Fig. 1 is a cross-sectional view of a reticle having an S original pattern consisting of a chromium film and a chromium oxide film, Fig. 2 is a drawing showing the reflection characteristics of a chrome blank having a film with the same structure as the reticle, and Fig. 3 is an excimer laser The optical system of the reduction projection exposure apparatus shows rI! It is Jf. DESCRIPTION OF SYMBOLS 1... Reticle, 2... Quartz substrate, 3... Chrome film, 4... Chrome oxide film, 5... Light shielding pattern, 6
~11...Reflectance characteristic curve, 12...Excimer laser reduction projection exposure device, 13...Excimer laser light source,
14... Reflection mirror, 15... Scanning lens, 16.
...Scanning mirror, 17...Condenser lens, 18.

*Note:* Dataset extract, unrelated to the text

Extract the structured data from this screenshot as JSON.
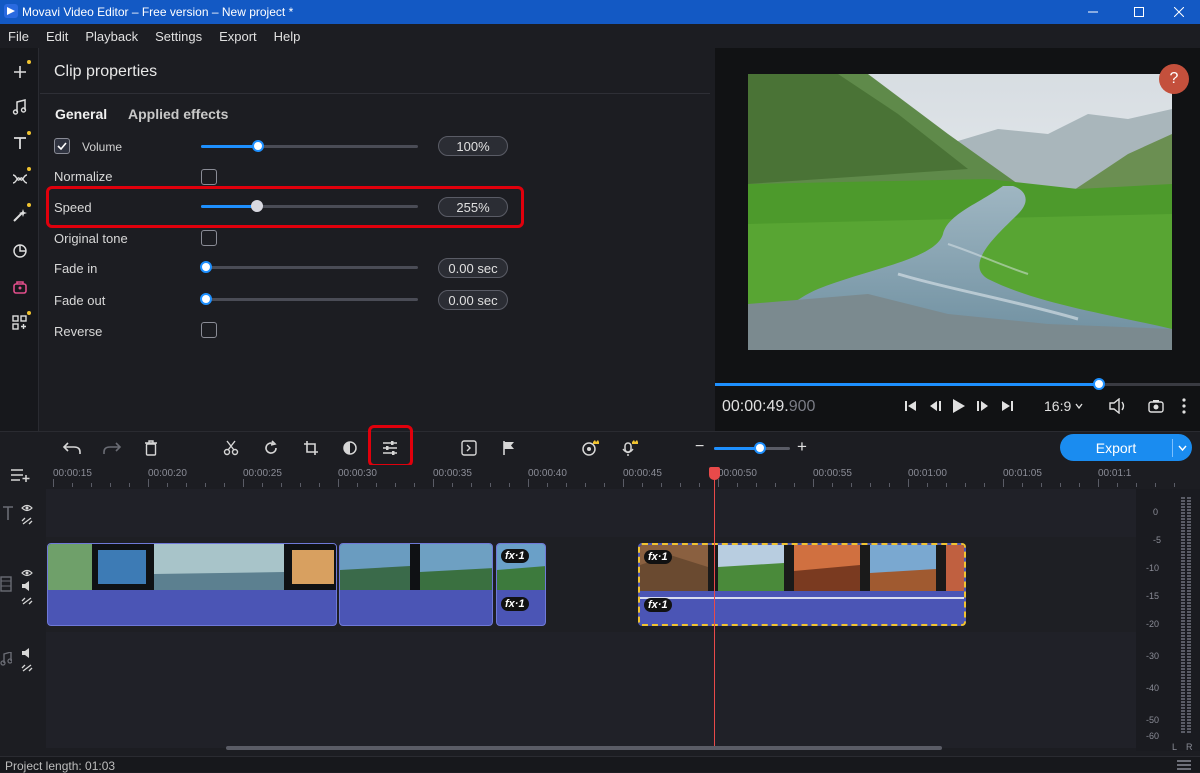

...Reducing optical system, 19...Cow conductor. Figure 1 Figure 2 Figure 3/':I

Claims (1)

[Claims] 1. In a mask when excimer laser light is used as exposure light, a light-shielding film laminated from the light-transmitting substrate side on one main surface of a light-transmitting substrate, and a low reflection film. The invention is characterized in that the reflectance from a light-shielding multilayer film having a two- to three-layer film structure consisting of a film, a low-reflection film, a light-shielding film, and a low-reflection film is minimized at the wavelength of the excimer laser light. mask. 2. The mask according to claim 1, wherein the optimum film thickness of the low reflection film of the light-shielding multilayer film varies depending on the wavelength of the excimer laser beam. 3. The mask according to claim 1, wherein the light-transmitting substrate is a quartz substrate. 4. The mask according to claim 1, wherein the light shielding film is a chromium film. 5. The mask according to claim 1, wherein the low reflection film is a chromium oxide film.